United Airlines resumed revenue flights on its fleet of Boeing 787-8 aircraft today, a little more than a month since the US Federal Aviation Administration (FAA) cleared the type to return to service.
Flight UA1 departed Houston Intercontinental airport at 11:00 local time and arrived at Chicago O'Hare International at 13:20 local time. A second flight, United 80, departed Houston at 11:30 local time for Newark Liberty International.
The inaugural flight was operated by N27903, which was delivered to United in December 2012, according to Flightglobal's Ascend Online database.
"We are delighted to have the 787 back in service," says Jeff Smisek, chairman, president and chief executive of United, in Houston before the flight. "It's a terrific airplane. [But] it was a fairly expensive piece of sculpture to have on the ground."
He says that modifications have been completed on four of the airline's six 787s, with the remaining two scheduled to be complete by 24 May.
Ron Baur, vice-president of fleet at United, says that the airline has not discussed compensation for the four-month grounding with Boeing.
Michael Sinnett, vice-president and chief project engineer for the 787 programme, declines to comment on any possible compensation
"We are very sorry about the delay," says James McNerney, chairman and, president and chief executive of Boeing, in Houston today. "It has been solved by some of the technology work arounds that we've had to recommend over the past month or two. But the promise of this airplane remains unchanged."
The FAA approved the type's return to service on 19 April with three Boeing-recommended modifications to protect against short-circuits and fires in its lithium ion batteries.
United plans to return all of its 787s to service within the next month.
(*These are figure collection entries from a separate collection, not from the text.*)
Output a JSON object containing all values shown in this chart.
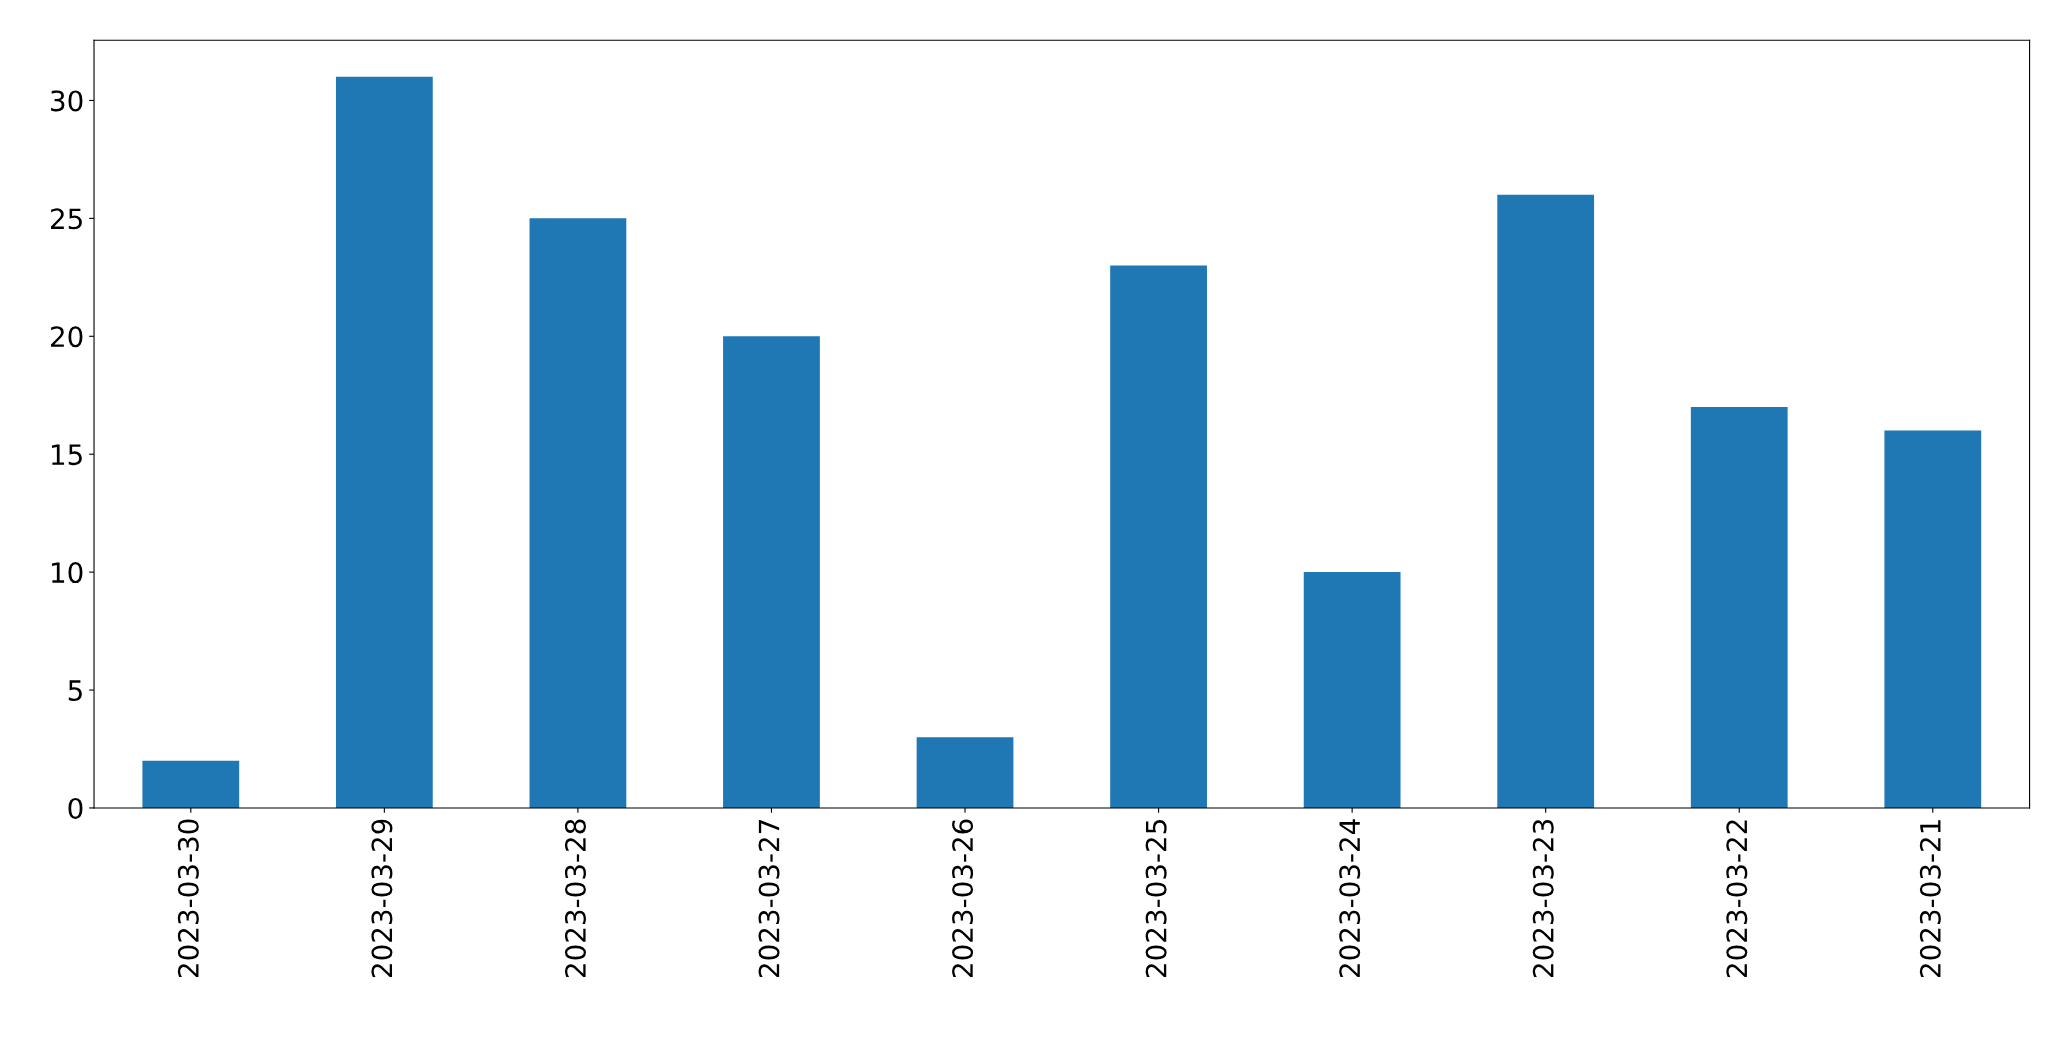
{
  "chart_data": {
    "type": "bar",
    "categories": [
      "2023-03-30",
      "2023-03-29",
      "2023-03-28",
      "2023-03-27",
      "2023-03-26",
      "2023-03-25",
      "2023-03-24",
      "2023-03-23",
      "2023-03-22",
      "2023-03-21"
    ],
    "values": [
      2,
      31,
      25,
      20,
      3,
      23,
      10,
      26,
      17,
      16
    ],
    "color": "#1f77b4",
    "ylim": [
      0,
      32.55
    ],
    "yticks": [
      0,
      5,
      10,
      15,
      20,
      25,
      30
    ],
    "grid": false,
    "legend": false
  }
}
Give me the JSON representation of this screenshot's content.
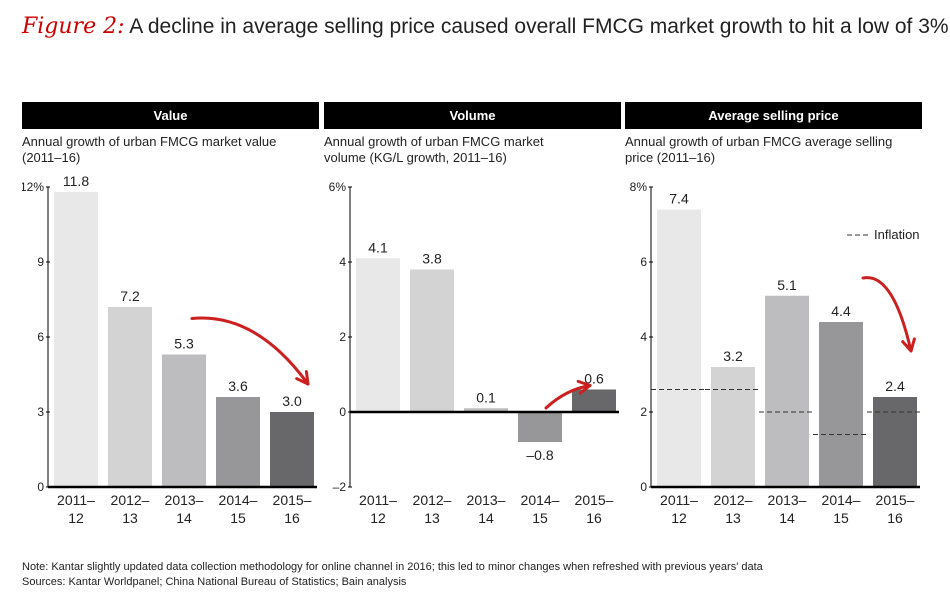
{
  "figure": {
    "label": "Figure 2:",
    "title": "A decline in average selling price caused overall FMCG market growth to hit a low of 3%"
  },
  "chart_data": [
    {
      "type": "bar",
      "header": "Value",
      "title": "Annual growth of urban FMCG market value (2011–16)",
      "subtitle_lines": [
        "Annual growth of urban FMCG market value",
        "(2011–16)"
      ],
      "categories": [
        [
          "2011–",
          "12"
        ],
        [
          "2012–",
          "13"
        ],
        [
          "2013–",
          "14"
        ],
        [
          "2014–",
          "15"
        ],
        [
          "2015–",
          "16"
        ]
      ],
      "values": [
        11.8,
        7.2,
        5.3,
        3.6,
        3.0
      ],
      "labels": [
        "11.8",
        "7.2",
        "5.3",
        "3.6",
        "3.0"
      ],
      "ylim": [
        0,
        12
      ],
      "yticks": [
        0,
        3,
        6,
        9,
        12
      ],
      "ytick_labels": [
        "0",
        "3",
        "6",
        "9",
        "12%"
      ],
      "colors": [
        "#e8e8e8",
        "#d3d3d4",
        "#bdbdbf",
        "#979799",
        "#68686a"
      ],
      "arrow": {
        "from_bar": 2,
        "to_bar": 4
      }
    },
    {
      "type": "bar",
      "header": "Volume",
      "title": "Annual growth of urban FMCG market volume (KG/L growth, 2011–16)",
      "subtitle_lines": [
        "Annual growth of urban FMCG market",
        "volume (KG/L growth, 2011–16)"
      ],
      "categories": [
        [
          "2011–",
          "12"
        ],
        [
          "2012–",
          "13"
        ],
        [
          "2013–",
          "14"
        ],
        [
          "2014–",
          "15"
        ],
        [
          "2015–",
          "16"
        ]
      ],
      "values": [
        4.1,
        3.8,
        0.1,
        -0.8,
        0.6
      ],
      "labels": [
        "4.1",
        "3.8",
        "0.1",
        "–0.8",
        "0.6"
      ],
      "ylim": [
        -2,
        6
      ],
      "yticks": [
        -2,
        0,
        2,
        4,
        6
      ],
      "ytick_labels": [
        "–2",
        "0",
        "2",
        "4",
        "6%"
      ],
      "colors": [
        "#e8e8e8",
        "#d3d3d4",
        "#bdbdbf",
        "#979799",
        "#68686a"
      ],
      "arrow": {
        "from_bar": 3,
        "to_bar": 4
      }
    },
    {
      "type": "bar",
      "header": "Average selling price",
      "title": "Annual growth of urban FMCG average selling price (2011–16)",
      "subtitle_lines": [
        "Annual growth of urban FMCG average selling",
        "price (2011–16)"
      ],
      "categories": [
        [
          "2011–",
          "12"
        ],
        [
          "2012–",
          "13"
        ],
        [
          "2013–",
          "14"
        ],
        [
          "2014–",
          "15"
        ],
        [
          "2015–",
          "16"
        ]
      ],
      "values": [
        7.4,
        3.2,
        5.1,
        4.4,
        2.4
      ],
      "labels": [
        "7.4",
        "3.2",
        "5.1",
        "4.4",
        "2.4"
      ],
      "ylim": [
        0,
        8
      ],
      "yticks": [
        0,
        2,
        4,
        6,
        8
      ],
      "ytick_labels": [
        "0",
        "2",
        "4",
        "6",
        "8%"
      ],
      "colors": [
        "#e8e8e8",
        "#d3d3d4",
        "#bdbdbf",
        "#979799",
        "#68686a"
      ],
      "inflation": {
        "label": "Inflation",
        "values": [
          2.6,
          2.6,
          2.0,
          1.4,
          2.0
        ]
      },
      "arrow": {
        "from_bar": 3,
        "to_bar": 4
      }
    }
  ],
  "notes": {
    "note": "Note: Kantar slightly updated data collection methodology for online channel in 2016; this led to minor changes when refreshed with previous years' data",
    "sources": "Sources: Kantar Worldpanel; China National Bureau of Statistics; Bain analysis"
  },
  "colors": {
    "arrow": "#cc1f1f",
    "header_bg": "#000000",
    "axis": "#000000"
  }
}
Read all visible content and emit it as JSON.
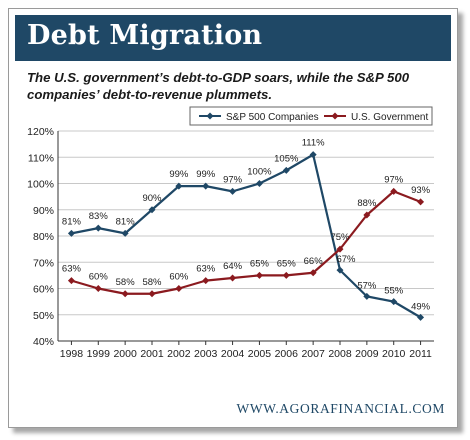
{
  "header": {
    "title": "Debt Migration",
    "subtitle": "The U.S. government’s debt-to-GDP soars, while the S&P 500 companies’ debt-to-revenue plummets."
  },
  "footer": {
    "text": "WWW.AGORAFINANCIAL.COM"
  },
  "chart_data": {
    "type": "line",
    "x": [
      "1998",
      "1999",
      "2000",
      "2001",
      "2002",
      "2003",
      "2004",
      "2005",
      "2006",
      "2007",
      "2008",
      "2009",
      "2010",
      "2011"
    ],
    "ylim": [
      40,
      120
    ],
    "yticks": [
      40,
      50,
      60,
      70,
      80,
      90,
      100,
      110,
      120
    ],
    "ytick_labels": [
      "40%",
      "50%",
      "60%",
      "70%",
      "80%",
      "90%",
      "100%",
      "110%",
      "120%"
    ],
    "grid": "horizontal",
    "legend_position": "top-right",
    "series": [
      {
        "name": "S&P 500 Companies",
        "color": "#1f4866",
        "values": [
          81,
          83,
          81,
          90,
          99,
          99,
          97,
          100,
          105,
          111,
          67,
          57,
          55,
          49
        ],
        "labels": [
          "81%",
          "83%",
          "81%",
          "90%",
          "99%",
          "99%",
          "97%",
          "100%",
          "105%",
          "111%",
          "67%",
          "57%",
          "55%",
          "49%"
        ]
      },
      {
        "name": "U.S. Government",
        "color": "#8b1a1f",
        "values": [
          63,
          60,
          58,
          58,
          60,
          63,
          64,
          65,
          65,
          66,
          75,
          88,
          97,
          93
        ],
        "labels": [
          "63%",
          "60%",
          "58%",
          "58%",
          "60%",
          "63%",
          "64%",
          "65%",
          "65%",
          "66%",
          "75%",
          "88%",
          "97%",
          "93%"
        ]
      }
    ]
  }
}
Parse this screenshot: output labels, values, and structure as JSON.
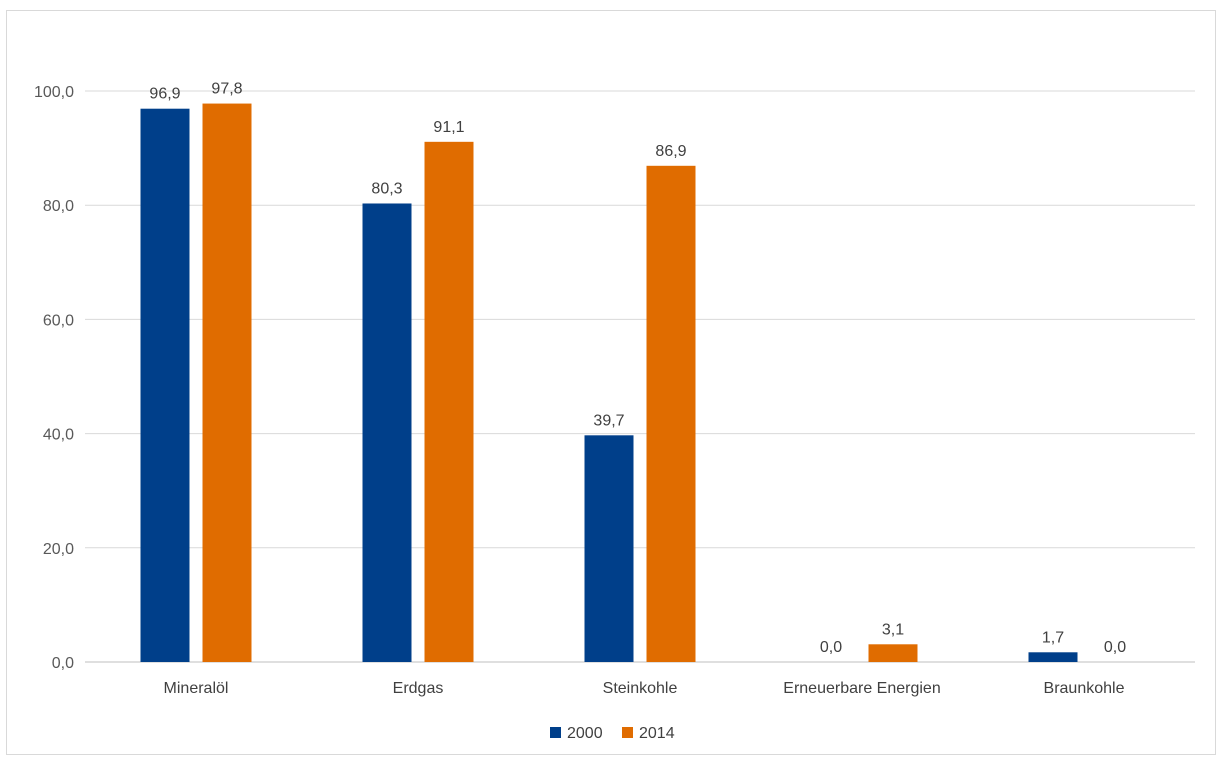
{
  "chart_data": {
    "type": "bar",
    "categories": [
      "Mineralöl",
      "Erdgas",
      "Steinkohle",
      "Erneuerbare Energien",
      "Braunkohle"
    ],
    "series": [
      {
        "name": "2000",
        "values": [
          96.9,
          80.3,
          39.7,
          0.0,
          1.7
        ],
        "labels": [
          "96,9",
          "80,3",
          "39,7",
          "0,0",
          "1,7"
        ],
        "color": "#003f8a"
      },
      {
        "name": "2014",
        "values": [
          97.8,
          91.1,
          86.9,
          3.1,
          0.0
        ],
        "labels": [
          "97,8",
          "91,1",
          "86,9",
          "3,1",
          "0,0"
        ],
        "color": "#e06c00"
      }
    ],
    "yticks": [
      "0,0",
      "20,0",
      "40,0",
      "60,0",
      "80,0",
      "100,0"
    ],
    "ytick_values": [
      0,
      20,
      40,
      60,
      80,
      100
    ],
    "ylim": [
      0,
      100
    ],
    "grid": true,
    "legend_position": "bottom"
  }
}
Service will initially be between Houston and its other domestic hubs, including Chicago, Denver, Newark and San Francisco.
New nonstop flights between Denver and Tokyo Narita - United's first international service on the aircraft since the grounding - will begin on 10 June.
The FAA grounded the 787 on 16 January after two separate battery incidents on aircraft operated by All Nippon Airways (ANA) and Japan Airlines.